In Davos, however, she will be talking to a group of monetary-minded professionals. Due to the innate short-termism that often surrounds business self-interest, the discipline is at a crux with the climate crisis. Thus, the conference will provide a very difficult crowd for Thunberg to go up against and influence.

Nevertheless, as any environmentally aware person should know, the climate crisis is no longer a long-term issue. In the 2020s, it is already clear that we are facing contemporary and present cataclysms rather than some distant, hypothetical threat. Furthermore, regardless of temporal scales, when climate change reaches its worst, it will end up costing far more than any preemptive sustainable efforts might amount to if acted on immediately.

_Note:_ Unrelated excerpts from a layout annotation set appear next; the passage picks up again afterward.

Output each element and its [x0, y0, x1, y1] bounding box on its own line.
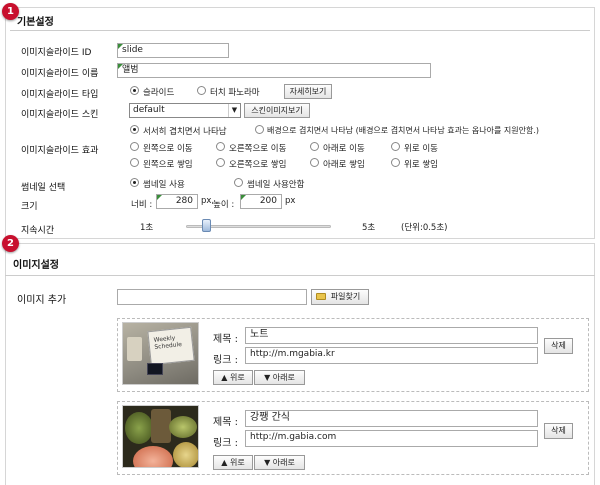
move-down-button[interactable]: ▼ 아래로: [254, 455, 305, 470]
duration-unit: (단위:0.5초): [401, 223, 448, 233]
move-up-button[interactable]: ▲ 위로: [213, 455, 253, 470]
thumb-radio-use[interactable]: [130, 178, 139, 187]
title-input[interactable]: 강쨍 간식: [245, 410, 538, 427]
effect-radio-stack-left[interactable]: [130, 158, 139, 167]
slide-skin-label: 이미지슬라이드 스킨: [21, 110, 99, 120]
add-image-label: 이미지 추가: [17, 295, 67, 306]
thumbnail-food: [133, 446, 173, 467]
file-path-input[interactable]: [117, 289, 307, 305]
width-input[interactable]: 280: [156, 194, 198, 209]
slide-name-label: 이미지슬라이드 이름: [21, 69, 99, 79]
effect-option-label: 왼쪽으로 쌓임: [143, 160, 193, 170]
effect-option-label: 배경으로 겹치면서 나타남 (배경으로 겹치면서 나타남 효과는 옵나아를 지원…: [267, 126, 540, 135]
chevron-down-icon: ▼: [228, 104, 240, 117]
duration-max: 5초: [362, 223, 376, 233]
thumb-option-label: 썸네일 사용안함: [247, 180, 305, 190]
link-input[interactable]: http://m.mgabia.kr: [245, 347, 538, 364]
thumbnail-label: 썸네일 선택: [21, 183, 66, 193]
file-browse-label: 파일찾기: [330, 292, 361, 301]
effect-radio-move-up[interactable]: [391, 142, 400, 151]
effect-radio-stack-down[interactable]: [310, 158, 319, 167]
thumb-radio-none[interactable]: [234, 178, 243, 187]
duration-slider-handle[interactable]: [202, 219, 211, 232]
link-label: 링크 :: [213, 438, 238, 449]
delete-button[interactable]: 삭제: [544, 423, 573, 439]
section-1-badge: 1: [2, 3, 19, 20]
effect-option-label: 위로 이동: [404, 144, 438, 154]
type-radio-slide[interactable]: [130, 86, 139, 95]
image-thumbnail[interactable]: Weekly Schedule: [122, 322, 199, 385]
move-down-button[interactable]: ▼ 아래로: [254, 370, 305, 385]
link-input[interactable]: http://m.gabia.com: [245, 430, 538, 447]
thumbnail-device: [147, 363, 163, 375]
effect-radio-bg-fade[interactable]: [255, 125, 264, 134]
effect-radio-move-right[interactable]: [216, 142, 225, 151]
divider: [5, 275, 595, 276]
height-label: 높이 :: [213, 200, 235, 210]
duration-min: 1초: [140, 223, 154, 233]
file-browse-button[interactable]: 파일찾기: [311, 289, 369, 305]
type-detail-button[interactable]: 자세히보기: [284, 84, 332, 99]
effect-option-label: 오른쪽으로 이동: [229, 144, 287, 154]
section-2-badge: 2: [2, 235, 19, 252]
title-input[interactable]: 노트: [245, 327, 538, 344]
skin-select[interactable]: default ▼: [129, 103, 241, 118]
divider: [10, 30, 590, 31]
slide-id-label: 이미지슬라이드 ID: [21, 48, 92, 58]
image-thumbnail[interactable]: [122, 405, 199, 468]
effect-option-label: 아래로 이동: [323, 144, 365, 154]
effect-radio-fade[interactable]: [130, 125, 139, 134]
basic-settings-title: 기본설정: [17, 17, 54, 28]
size-label: 크기: [21, 202, 38, 212]
thumbnail-food: [125, 412, 153, 444]
effect-radio-move-down[interactable]: [310, 142, 319, 151]
width-label: 너비 :: [131, 200, 153, 210]
title-label: 제목 :: [213, 417, 238, 428]
slide-type-label: 이미지슬라이드 타입: [21, 90, 99, 100]
skin-preview-button[interactable]: 스킨이미지보기: [244, 103, 310, 118]
effect-option-label: 오른쪽으로 쌓임: [229, 160, 287, 170]
height-unit: px: [285, 196, 296, 206]
type-option-label: 터치 파노라마: [210, 88, 260, 98]
effect-radio-stack-right[interactable]: [216, 158, 225, 167]
slide-name-input[interactable]: 앨범: [117, 63, 431, 78]
effect-option-label: 아래로 쌓임: [323, 160, 365, 170]
thumbnail-cup: [127, 337, 142, 361]
move-up-button[interactable]: ▲ 위로: [213, 370, 253, 385]
effect-radio-stack-up[interactable]: [391, 158, 400, 167]
skin-select-value: default: [133, 105, 165, 115]
slide-effect-label: 이미지슬라이드 효과: [21, 146, 99, 156]
basic-settings-section: [5, 7, 595, 239]
thumbnail-food: [173, 442, 198, 467]
type-radio-panorama[interactable]: [197, 86, 206, 95]
thumbnail-food: [169, 416, 197, 438]
delete-button[interactable]: 삭제: [544, 338, 573, 354]
type-option-label: 슬라이드: [143, 88, 175, 98]
effect-radio-move-left[interactable]: [130, 142, 139, 151]
duration-label: 지속시간: [21, 226, 55, 236]
thumbnail-food: [151, 409, 171, 443]
thumb-option-label: 썸네일 사용: [143, 180, 185, 190]
effect-option-label: 위로 쌓임: [404, 160, 438, 170]
image-settings-title: 이미지설정: [13, 260, 59, 271]
title-label: 제목 :: [213, 334, 238, 345]
height-input[interactable]: 200: [240, 194, 282, 209]
link-label: 링크 :: [213, 355, 238, 366]
slide-id-input[interactable]: slide: [117, 43, 229, 58]
effect-option-label: 서서히 겹치면서 나타남: [143, 127, 227, 137]
folder-icon: [316, 293, 326, 300]
effect-option-label: 왼쪽으로 이동: [143, 144, 193, 154]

Turning the Corner from Recognition of a Crisis to the Search for Solutions

Many feel that 2019 was the year the it became impossible to deny that the climate is in crisis and that the cause is human activity releasing carbon gasses into the atmosphere. Starting in 2020, it now appears, the focus will be squarely on finding ways to stop the cause and, ultimately, to begin an extremely rapid and urgent transition to sustainable energy, which will, by definition, threaten the existing power structure based on fossil fuel business and wealth.

Although massive conflict related to this issue is certain, facing this impasse, from a political, economic and human perspective is as unavoidable as it in imperative. It can only be hoped that a large enough consensus can be built and that the focus can quickly shift away from the conflict and toward a joint effort to find solutions.

As we kick off the new year and decade, it is fitting that the world’s most famous, advocate for sustainable energy, as a way to combat the climate crisis, Time Magazine’s Person of the Year, should be on hand at Davos to demand, for all of us, that a conscious shift away from Fossil Fuels must begin immediately.